For each chapter in Finding Ghosts in Your Data, I’ll include a few resources that I found interesting. This isn’t a bibliography, strictly speaking, as I might not use all of these in the course of writing, but they were at least worth noting.
Is This Thing On?
The theme for chapter 5 is testing, so almost all of the links are related to that. Specifically, I broke this down into unit testing and integration testing.
For unit testing, there are a few really good frameworks, such as pytest, pytesting, and unittest. I landed on pytest and appreciate the API reference and examples they provide. When it comes to writing test cases, I enjoyed Goran Aviani’s introduction to unit testing in Python.
As far as integration testing goes, there are integration test suites like integrate, though my primary point for interaction is via FastAPI, and so I decided to use Postman, as I have a pretty good amount of experience with it. Writing tests on Postman is pretty easy, though automating via newman is not trivial.
Something I thought about doing but haven’t done yet is to integrate in GitHub Actions to automate test-running. Kevin Fawcett has a really good post on the topic, as does Rupert Thomas.
Writing Testable Code
The last set of links for this chapter relate to writing high-quality, testable code in Python. Noah Gift has a good article on the topic, giving some ideas about how we might try to understand and measure code complexity.
What I was really looking for when I went down this road was Sebastian Buczynski’s Clean Architecture in Python work. Sebastian has a big article, a follow-up article, and a book on the topic. Think of this as the object-oriented approach in Python, heavy in dependency injection and mockable object modeling.
I actually take a different tack than Sebastian in writing the code for the book, but I do give an explicit call-out to the concept of Clean Architecture and Sebastian’s book. In a post in the not-too-distant future, I’ll include an excerpt talking about my style of writing testable code.
3 thoughts on “Interesting Resources for Chapter 5”

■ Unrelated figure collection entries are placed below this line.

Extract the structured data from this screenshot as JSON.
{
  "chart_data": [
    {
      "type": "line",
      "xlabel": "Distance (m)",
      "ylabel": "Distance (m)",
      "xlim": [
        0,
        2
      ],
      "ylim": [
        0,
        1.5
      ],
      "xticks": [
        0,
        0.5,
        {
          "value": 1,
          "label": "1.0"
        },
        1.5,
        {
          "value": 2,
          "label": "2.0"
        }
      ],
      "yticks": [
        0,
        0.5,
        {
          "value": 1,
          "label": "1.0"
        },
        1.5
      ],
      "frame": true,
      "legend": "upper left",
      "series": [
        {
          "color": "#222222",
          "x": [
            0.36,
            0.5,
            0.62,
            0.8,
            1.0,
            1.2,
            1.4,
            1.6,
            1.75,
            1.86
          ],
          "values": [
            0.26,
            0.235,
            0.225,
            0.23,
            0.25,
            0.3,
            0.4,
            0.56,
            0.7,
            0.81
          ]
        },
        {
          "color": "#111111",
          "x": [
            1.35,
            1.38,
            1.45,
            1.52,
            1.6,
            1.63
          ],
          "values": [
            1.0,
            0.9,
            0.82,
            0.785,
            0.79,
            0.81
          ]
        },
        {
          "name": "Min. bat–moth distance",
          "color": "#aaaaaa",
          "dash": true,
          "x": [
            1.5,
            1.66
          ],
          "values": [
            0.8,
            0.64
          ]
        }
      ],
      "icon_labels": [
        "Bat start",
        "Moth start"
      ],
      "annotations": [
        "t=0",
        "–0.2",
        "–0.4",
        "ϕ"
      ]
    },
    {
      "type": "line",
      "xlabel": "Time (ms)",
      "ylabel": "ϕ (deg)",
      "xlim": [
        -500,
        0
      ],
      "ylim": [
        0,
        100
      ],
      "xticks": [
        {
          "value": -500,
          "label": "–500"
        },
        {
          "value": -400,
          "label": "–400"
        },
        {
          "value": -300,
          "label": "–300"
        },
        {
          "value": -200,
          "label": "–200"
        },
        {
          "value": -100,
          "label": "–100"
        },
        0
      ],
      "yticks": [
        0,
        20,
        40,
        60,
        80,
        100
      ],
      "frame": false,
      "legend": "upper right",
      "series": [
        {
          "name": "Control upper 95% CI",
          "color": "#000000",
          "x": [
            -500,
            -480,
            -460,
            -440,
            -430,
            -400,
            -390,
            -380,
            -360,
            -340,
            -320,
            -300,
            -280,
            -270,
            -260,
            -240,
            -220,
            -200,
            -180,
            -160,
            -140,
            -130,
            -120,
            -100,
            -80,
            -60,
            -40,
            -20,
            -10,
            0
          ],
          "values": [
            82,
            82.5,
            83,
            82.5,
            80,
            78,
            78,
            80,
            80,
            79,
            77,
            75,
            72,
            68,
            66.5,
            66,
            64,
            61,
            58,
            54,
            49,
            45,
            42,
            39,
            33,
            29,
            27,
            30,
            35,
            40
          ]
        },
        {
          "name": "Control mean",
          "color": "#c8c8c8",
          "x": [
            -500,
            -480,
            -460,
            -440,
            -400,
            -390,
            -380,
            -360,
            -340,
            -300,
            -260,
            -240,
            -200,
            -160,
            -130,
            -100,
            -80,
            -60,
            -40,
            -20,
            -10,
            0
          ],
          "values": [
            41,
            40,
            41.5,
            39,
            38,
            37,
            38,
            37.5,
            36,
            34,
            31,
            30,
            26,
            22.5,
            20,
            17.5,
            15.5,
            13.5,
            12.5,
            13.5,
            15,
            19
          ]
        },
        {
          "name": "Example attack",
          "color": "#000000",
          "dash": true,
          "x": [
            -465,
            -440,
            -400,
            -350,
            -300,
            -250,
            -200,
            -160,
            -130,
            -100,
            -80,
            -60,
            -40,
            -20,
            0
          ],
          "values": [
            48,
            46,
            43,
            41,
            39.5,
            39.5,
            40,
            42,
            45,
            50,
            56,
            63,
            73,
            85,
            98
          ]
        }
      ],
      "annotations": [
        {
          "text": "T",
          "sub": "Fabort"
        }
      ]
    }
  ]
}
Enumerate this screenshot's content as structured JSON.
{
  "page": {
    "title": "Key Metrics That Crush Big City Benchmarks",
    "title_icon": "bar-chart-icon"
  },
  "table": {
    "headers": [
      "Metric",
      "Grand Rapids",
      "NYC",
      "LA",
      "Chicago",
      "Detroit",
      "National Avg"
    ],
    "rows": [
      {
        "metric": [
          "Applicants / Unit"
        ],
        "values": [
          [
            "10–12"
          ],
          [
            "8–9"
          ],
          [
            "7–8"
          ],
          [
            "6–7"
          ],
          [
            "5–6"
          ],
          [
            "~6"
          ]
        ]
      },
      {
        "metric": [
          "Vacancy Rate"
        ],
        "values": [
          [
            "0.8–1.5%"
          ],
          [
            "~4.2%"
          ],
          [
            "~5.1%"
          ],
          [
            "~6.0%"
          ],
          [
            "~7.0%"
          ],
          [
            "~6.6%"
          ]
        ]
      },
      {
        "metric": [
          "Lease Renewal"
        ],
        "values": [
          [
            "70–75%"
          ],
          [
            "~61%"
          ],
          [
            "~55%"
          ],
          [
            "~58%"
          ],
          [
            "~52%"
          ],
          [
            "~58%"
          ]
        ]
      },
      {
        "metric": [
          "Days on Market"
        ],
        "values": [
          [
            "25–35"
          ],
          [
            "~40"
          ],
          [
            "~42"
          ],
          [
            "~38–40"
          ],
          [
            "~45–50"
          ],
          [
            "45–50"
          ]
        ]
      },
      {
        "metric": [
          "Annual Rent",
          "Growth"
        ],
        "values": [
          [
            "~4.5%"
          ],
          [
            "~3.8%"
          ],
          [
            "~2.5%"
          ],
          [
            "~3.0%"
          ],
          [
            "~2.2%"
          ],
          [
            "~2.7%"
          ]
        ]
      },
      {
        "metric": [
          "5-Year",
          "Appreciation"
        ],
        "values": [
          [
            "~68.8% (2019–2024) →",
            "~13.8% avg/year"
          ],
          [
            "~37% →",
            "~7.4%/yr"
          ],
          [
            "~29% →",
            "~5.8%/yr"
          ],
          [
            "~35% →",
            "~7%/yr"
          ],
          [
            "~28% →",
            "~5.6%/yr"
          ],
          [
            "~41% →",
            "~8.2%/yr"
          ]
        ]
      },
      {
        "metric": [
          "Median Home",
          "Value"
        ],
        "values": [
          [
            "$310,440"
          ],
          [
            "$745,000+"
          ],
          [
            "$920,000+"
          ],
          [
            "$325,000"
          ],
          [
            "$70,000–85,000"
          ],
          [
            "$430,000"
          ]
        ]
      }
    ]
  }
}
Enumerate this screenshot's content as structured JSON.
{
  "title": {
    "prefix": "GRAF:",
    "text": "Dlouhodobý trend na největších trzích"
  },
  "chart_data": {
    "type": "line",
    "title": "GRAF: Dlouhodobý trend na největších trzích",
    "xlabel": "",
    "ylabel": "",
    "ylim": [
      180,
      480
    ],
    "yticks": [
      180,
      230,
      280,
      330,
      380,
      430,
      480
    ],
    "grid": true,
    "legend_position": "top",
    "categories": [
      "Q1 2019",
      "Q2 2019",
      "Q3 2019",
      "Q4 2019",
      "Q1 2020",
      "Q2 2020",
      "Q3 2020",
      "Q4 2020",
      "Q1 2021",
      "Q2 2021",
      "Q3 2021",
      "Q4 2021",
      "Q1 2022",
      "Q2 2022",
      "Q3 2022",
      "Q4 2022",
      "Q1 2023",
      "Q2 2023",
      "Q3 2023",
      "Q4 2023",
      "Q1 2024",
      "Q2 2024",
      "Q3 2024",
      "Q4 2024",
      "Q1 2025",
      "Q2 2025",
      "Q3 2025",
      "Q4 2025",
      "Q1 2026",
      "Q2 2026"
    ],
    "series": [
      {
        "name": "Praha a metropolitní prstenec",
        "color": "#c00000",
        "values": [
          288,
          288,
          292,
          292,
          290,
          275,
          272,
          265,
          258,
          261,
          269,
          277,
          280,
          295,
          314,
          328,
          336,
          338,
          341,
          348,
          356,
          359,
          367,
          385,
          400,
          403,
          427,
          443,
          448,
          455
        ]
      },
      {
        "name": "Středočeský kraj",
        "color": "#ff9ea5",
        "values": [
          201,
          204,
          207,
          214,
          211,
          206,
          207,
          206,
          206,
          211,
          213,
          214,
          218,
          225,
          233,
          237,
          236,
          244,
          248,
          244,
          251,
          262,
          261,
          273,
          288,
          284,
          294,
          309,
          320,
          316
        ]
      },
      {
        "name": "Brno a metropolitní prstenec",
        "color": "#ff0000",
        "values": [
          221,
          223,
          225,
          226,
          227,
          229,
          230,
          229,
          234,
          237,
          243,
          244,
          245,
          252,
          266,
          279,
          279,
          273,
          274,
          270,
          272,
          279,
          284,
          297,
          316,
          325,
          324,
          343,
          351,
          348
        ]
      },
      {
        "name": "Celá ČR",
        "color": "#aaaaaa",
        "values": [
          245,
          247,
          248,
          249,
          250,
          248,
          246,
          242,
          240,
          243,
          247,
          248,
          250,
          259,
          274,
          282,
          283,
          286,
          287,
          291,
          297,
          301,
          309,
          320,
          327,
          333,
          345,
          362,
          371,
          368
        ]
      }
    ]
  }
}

Thanks for mentioning my work!
I saw in the other post you elaborated on the approach you prefer which focuses on pure functions. I was wondering if you are familiar with Gary Bernhardt’s talk “Boundaries”? He also leverages functional approach but also shows how to deal with side-effect heavy stuff
Thank you for the info on that talk. I don’t think I’ve seen it yet so I’m going to check it out.